Occhio agli “imitatori”
Il successo recente del culatello ha fatto crescere la richiesta di quest’insaccato. Ma la produzione della Dop è limitata (arriva a sfiorare i 100mila pezzi) e così sono fioriti tanti altri salumi (come culatello con cotenna, strolghino di culatello, fiocco di culatello) che spesso lo richiamano nel nome, ma che sono altra cosa rispetto all’autentico culatello. Un problema tanto ampio da far intervenire i ministeri dello Sviluppo Economico e delle Politiche Agricole, che hanno dovuto mettere nero su bianco cosa si intende per “culatello”.

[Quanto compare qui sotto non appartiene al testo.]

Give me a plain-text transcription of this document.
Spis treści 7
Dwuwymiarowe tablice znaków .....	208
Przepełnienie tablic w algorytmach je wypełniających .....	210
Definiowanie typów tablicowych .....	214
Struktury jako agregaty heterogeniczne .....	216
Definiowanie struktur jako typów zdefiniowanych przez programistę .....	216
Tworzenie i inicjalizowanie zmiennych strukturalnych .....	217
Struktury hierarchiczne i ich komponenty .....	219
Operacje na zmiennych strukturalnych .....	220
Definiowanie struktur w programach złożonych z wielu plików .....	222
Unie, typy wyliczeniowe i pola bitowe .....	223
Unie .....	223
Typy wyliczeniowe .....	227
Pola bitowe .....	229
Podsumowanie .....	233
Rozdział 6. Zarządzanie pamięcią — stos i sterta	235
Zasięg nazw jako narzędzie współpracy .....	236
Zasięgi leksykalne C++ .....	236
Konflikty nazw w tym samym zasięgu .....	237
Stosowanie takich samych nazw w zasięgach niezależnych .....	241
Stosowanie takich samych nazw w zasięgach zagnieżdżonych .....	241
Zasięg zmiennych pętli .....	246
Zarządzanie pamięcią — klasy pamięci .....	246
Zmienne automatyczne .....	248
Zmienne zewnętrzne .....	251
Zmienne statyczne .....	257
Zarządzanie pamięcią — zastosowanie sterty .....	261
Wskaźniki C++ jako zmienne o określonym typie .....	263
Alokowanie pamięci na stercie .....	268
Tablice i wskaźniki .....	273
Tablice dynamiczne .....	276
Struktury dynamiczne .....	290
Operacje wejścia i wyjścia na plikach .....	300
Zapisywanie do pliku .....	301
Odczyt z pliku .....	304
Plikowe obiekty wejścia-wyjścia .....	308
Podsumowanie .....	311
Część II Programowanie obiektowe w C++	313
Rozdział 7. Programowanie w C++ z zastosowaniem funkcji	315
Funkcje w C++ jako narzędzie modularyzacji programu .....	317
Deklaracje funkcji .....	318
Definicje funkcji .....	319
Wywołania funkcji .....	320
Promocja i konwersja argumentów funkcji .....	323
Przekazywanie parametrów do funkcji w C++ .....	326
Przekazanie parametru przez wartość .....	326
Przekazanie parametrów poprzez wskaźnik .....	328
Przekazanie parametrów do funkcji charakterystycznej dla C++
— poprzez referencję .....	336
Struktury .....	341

Così ora se troviamo in vendita un prodotto definito “culatello” sappiamo che si tratta di un salume ricavato dalla coscia di suino, insaccato nella vescica suina, legato con spago, e stagionato almeno nove mesi. È quindi vietato utilizzare la denominazione di vendita “culatello” per salumi simili, lavorati con tecniche diverse anche se realizzati a partire dalla coscia di maiale.
Invece il Culatello di Zibello Dop è solo quello realizzato da 23 produttori e contrassegnato con il marchio del Consorzio di tutela, che raffigura un suino storico, simbolo delle antiche radici di questo pregiato salume italiano.